Only a Third of the World’s Adults Can Digest Milk

Nature has in interesting article on Neolithic dairying, lactose intolerance, cheese, yogurt, and the spread of genes that allow for lactose digestion. The ability to digest milk in adulthood—called lactase persistence—is less than 40% in Greece and Turky, but higher than 90% in the UK and Scandinavia.

During the most recent ice age, milk was essentially a toxin to adults because — unlike children — they could not produce the lactase enzyme required to break down lactose, the main sugar in milk. But as farming started to replace hunting and gathering in the Middle East around 11,000 years ago, cattle herders learned how to reduce lactose in dairy products to tolerable levels by fermenting milk to make cheese or yogurt. Several thousand years later, a genetic mutation spread through Europe that gave people the ability to produce lactase — and drink milk — throughout their lives. That adaptation opened up a rich new source of nutrition that could have sustained communities when harvests failed.

Read the rest.

3 responses to “Only a Third of the World’s Adults Can Digest Milk

  1. That is fascinating information about the AP allele mutation. I found it interesting that amylase developed well after grain was introduced as a food source. A genotype/phenotype study using different haplotype backgrounds (Eur/African) was performed to research lactase persistence using the LTT (Lactase Tolerance Test) where BG is tested after ingesting lactose. A rise of greater than 1.7 mM is classified as lactase persistent. A rise of less than 1.1 mM is classified as lactase non-persistent. In-between this is intermediate persistent. Those on a strict Paleo diet don’t really care, but it would be interesting to know if one wanted to indulge occasionally. (doi:101038/ng1946)

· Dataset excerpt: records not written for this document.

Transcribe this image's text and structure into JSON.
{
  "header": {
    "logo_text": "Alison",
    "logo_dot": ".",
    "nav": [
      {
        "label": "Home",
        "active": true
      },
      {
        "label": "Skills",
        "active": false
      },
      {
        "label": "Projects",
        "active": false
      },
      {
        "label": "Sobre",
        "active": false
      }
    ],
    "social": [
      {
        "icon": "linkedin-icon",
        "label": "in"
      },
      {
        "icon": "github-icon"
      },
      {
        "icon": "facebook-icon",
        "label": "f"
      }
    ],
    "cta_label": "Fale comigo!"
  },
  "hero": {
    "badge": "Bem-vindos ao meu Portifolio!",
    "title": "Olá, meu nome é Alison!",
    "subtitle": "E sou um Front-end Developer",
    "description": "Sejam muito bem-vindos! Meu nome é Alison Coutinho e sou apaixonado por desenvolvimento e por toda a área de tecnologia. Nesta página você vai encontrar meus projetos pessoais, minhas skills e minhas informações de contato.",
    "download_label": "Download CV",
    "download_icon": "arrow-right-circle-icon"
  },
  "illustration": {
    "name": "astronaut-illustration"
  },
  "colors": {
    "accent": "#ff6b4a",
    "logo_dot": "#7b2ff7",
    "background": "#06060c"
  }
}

  2. Steve, why do you say lactose is a toxin if you can’t digest it? It’s soluble fiber! OK,
    it might be unpleasantly gassy like some other soluble fibers, but if you can’t digest it, at
    least it won’t raise blood glucose!

    • Hey, Jim.
      My writing was unclear. The “toxin” remark was a direct quote from the linked article, not my choice.
      I think of lactose not as a soluble fiber, but a dissacharide sugar (glucose plus galactose). But maybe I’m being too serious.